As the 46% of Americans who take prescription drugs know, pharmacies are boring. You walk in, wait in line, hand over some money, and in turn receive a small orange bottle in a paper bag. It was no different when I went with my partner to the University Village QFC to pick up her prescription.
After leaving the pharmacy, we ran to her car through oil-slicked puddles in an attempt to avoid the rain (oh Seattle). Right after we entered the refuge of her car, my partner got out her pill bottle to take the morning dose of her medication. As I started the car, she opened the bottle and a capsule rolled into her palm. “That doesn’t look right,” I said. My partner takes lithium, a drug I am fairly familiar with through my past work in inpatient psychiatry. This pill looked completely unfamiliar to me. “I have never seen any lithium like this,” she said in agreement. She turned the bottle around to reveal a label with a name, birthday, and medication name completely different than her own.
My heart began to race and I could feel all the physiologic discomfort of a fight or flight response. (If only they had mistakenly given given my partner propranolol… sigh) “I’m really sorry,” I said to my partner as a forewarning, “but I may end up being pretty confrontational.”
This was, after all, one of the many medication error scenarios I recently spent discussing, dreading, and anticipating throughout nursing school. I also knew that these types of situations don’t just happen by mistake. For every minute dedicated to discussing medication errors in school, many more were spent learning how to avoid such errors. In pharmacies as in hospitals, there are systems in place designed specifically to prevent such errors from occurring. Often when errors do happen, it is because health care workers aren’t using these systems properly. In short, someone wasn’t doing their job.

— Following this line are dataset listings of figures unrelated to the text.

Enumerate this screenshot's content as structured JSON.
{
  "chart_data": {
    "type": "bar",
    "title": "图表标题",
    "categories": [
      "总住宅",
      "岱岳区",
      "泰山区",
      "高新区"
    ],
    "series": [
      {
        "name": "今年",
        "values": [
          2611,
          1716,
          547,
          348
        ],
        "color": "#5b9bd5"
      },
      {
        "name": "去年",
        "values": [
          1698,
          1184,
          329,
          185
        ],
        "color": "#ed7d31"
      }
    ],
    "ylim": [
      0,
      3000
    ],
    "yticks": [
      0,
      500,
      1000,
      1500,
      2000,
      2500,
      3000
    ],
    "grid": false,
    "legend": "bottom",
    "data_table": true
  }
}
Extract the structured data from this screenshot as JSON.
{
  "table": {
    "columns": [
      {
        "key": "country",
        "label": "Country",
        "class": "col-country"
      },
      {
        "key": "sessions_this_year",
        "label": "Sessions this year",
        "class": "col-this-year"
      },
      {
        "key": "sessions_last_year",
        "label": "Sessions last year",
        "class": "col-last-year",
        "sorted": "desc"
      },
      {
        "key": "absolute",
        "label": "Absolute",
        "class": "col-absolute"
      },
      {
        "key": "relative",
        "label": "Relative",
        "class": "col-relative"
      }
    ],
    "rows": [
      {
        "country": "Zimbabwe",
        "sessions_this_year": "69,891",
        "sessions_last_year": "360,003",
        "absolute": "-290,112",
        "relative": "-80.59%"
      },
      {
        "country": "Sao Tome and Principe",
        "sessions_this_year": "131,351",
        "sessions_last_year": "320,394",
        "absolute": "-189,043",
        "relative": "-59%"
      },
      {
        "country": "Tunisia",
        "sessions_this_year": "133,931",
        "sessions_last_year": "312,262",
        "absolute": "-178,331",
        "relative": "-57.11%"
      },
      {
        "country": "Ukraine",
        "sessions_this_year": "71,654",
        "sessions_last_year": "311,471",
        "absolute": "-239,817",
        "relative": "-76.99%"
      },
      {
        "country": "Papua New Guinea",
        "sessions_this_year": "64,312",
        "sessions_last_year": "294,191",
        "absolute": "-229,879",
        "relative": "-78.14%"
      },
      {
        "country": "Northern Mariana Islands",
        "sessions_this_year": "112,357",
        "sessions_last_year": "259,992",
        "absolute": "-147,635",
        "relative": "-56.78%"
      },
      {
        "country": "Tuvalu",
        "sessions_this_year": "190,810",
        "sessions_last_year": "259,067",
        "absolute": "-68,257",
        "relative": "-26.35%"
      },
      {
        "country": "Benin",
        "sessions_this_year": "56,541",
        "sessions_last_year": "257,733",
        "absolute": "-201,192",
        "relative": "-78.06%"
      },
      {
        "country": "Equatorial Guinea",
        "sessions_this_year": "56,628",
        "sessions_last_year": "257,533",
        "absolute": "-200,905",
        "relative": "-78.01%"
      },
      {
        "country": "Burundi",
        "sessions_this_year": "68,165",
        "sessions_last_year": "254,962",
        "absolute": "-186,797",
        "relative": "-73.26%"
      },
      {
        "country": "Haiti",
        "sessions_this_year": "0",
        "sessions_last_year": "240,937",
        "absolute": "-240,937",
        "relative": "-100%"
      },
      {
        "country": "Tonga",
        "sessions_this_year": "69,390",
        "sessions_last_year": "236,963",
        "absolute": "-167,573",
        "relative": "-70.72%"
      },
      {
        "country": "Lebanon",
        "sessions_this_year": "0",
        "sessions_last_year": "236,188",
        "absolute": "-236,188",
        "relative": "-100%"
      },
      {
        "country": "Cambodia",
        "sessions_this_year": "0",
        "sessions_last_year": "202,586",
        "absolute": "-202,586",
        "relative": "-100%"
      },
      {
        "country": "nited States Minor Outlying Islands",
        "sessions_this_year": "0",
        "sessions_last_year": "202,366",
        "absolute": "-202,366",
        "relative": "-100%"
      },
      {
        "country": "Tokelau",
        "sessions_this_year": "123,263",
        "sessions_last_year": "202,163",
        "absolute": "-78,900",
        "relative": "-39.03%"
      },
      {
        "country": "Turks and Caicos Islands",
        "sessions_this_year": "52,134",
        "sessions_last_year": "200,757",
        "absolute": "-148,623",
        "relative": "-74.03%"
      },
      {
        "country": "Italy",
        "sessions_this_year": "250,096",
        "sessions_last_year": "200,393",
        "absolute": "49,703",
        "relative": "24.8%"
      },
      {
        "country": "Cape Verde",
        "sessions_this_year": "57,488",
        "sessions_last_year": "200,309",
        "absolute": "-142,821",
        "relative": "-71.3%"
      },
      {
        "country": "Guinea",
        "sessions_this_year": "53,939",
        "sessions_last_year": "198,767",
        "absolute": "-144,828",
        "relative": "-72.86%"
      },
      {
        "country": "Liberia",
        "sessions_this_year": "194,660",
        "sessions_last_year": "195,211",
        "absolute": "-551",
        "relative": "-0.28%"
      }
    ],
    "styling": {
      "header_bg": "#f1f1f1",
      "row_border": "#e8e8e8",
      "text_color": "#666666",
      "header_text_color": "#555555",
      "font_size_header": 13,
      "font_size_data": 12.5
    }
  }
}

We walked back to the counter. The pharmacy technician greeted us with a look of surprise and, likely in response to anger written on our faces, concern.
“What seems to be the problem?” The clerk inquired.
“You gave me the wrong medication.” my partner shot back.
The pharmacist became flustered. “You didn’t take it did you? Are you allergic?” Finally it came out. “I am so sorry. Let me get you the right medication.”
As I heard this I found myself faced with two options. One, accept the apology, keep my mouth shut, and leave. Or two, hold the pharmacy accountable for their error and ask what will be done to prevent such errors in the future. I chose the latter, because like many nurses, I identify as a patient advocate. While nurses sometimes fall short, we ideally should challenge authority and hierarchy for the sake of our patients. Such moral obligations are even written into our laws. Nurses are mandatory reporters of neglect and abuse (among other things), not only at work, but in the community as well. While I had no legal obligation to hold this pharmacy accountable and push them to implement safer practices, I felt an undeniable moral obligation.
“Listen,” I said making no attempt to hide my frustration. “This wasn’t a mistake. This was negligence. There are systems in place to prevent this. We both know your job is to check to make sure you are giving the right patient the right drug and you didn’t even look at the bottle. As a nurse, I have patients that use this pharmacy. I don’t want an apology; I want to know what you are going to change to make sure this doesn’t happen again.”
Either due to my playing the nurse card, or perhaps being a good person (though I’m always skeptical of pharmacists and dentists), the pharmacist conceded that yes, it was negligent and it was not simply a mistake. She explained that there was a system in place that evaluates these events and changes are made to prevent them from happening in the future. With that, and the right medication (given free of charge), we left.
It was determined that the barcode on the pill bottle was covered by a “Take with food” sticker. Normally, the pharmacy technician is supposed to scan the barcode on the bottle and the paper insert to make sure they march. In this case, the bottle couldn’t be scanned due to the sticker. Feeling rushed by a sizable line at the counter, the pharmacy technician simply handed my partner the prescription rather than taking the time to look at the bottle to make sure it was correct. Yes, this was negligent, but it was also a system that made doing the right (safest) thing more difficult. Whether one is in healthcare, designing computer systems, or a factory assembly line, systems should be designed in such a way that makes the right thing to do the easiest thing to do. An example would be having the sticker with the name and medication also have the “take with food” instructions on it. With only one sticker, there would be no way to cover the barcode.
I expected, perhaps naively, that next time I came in barcodes would no longer be covered. Not so. When I picked my own prescription up a few weeks later, the barcode was covered by another sticker. I raised this concern a second time, and was brushed off with a “We will work really hard not to put stickers over the barcode.”
As a result, I now get my medications at Bartell Drugs in University Village. Unlike QFC, when the prescription label prints out, it has the medication warnings and instructions printed on the same label, completely eliminating the possibility of another sticker covering the barcode. I sincerely hope QFC implements safer practices. Until they do, go elsewhere.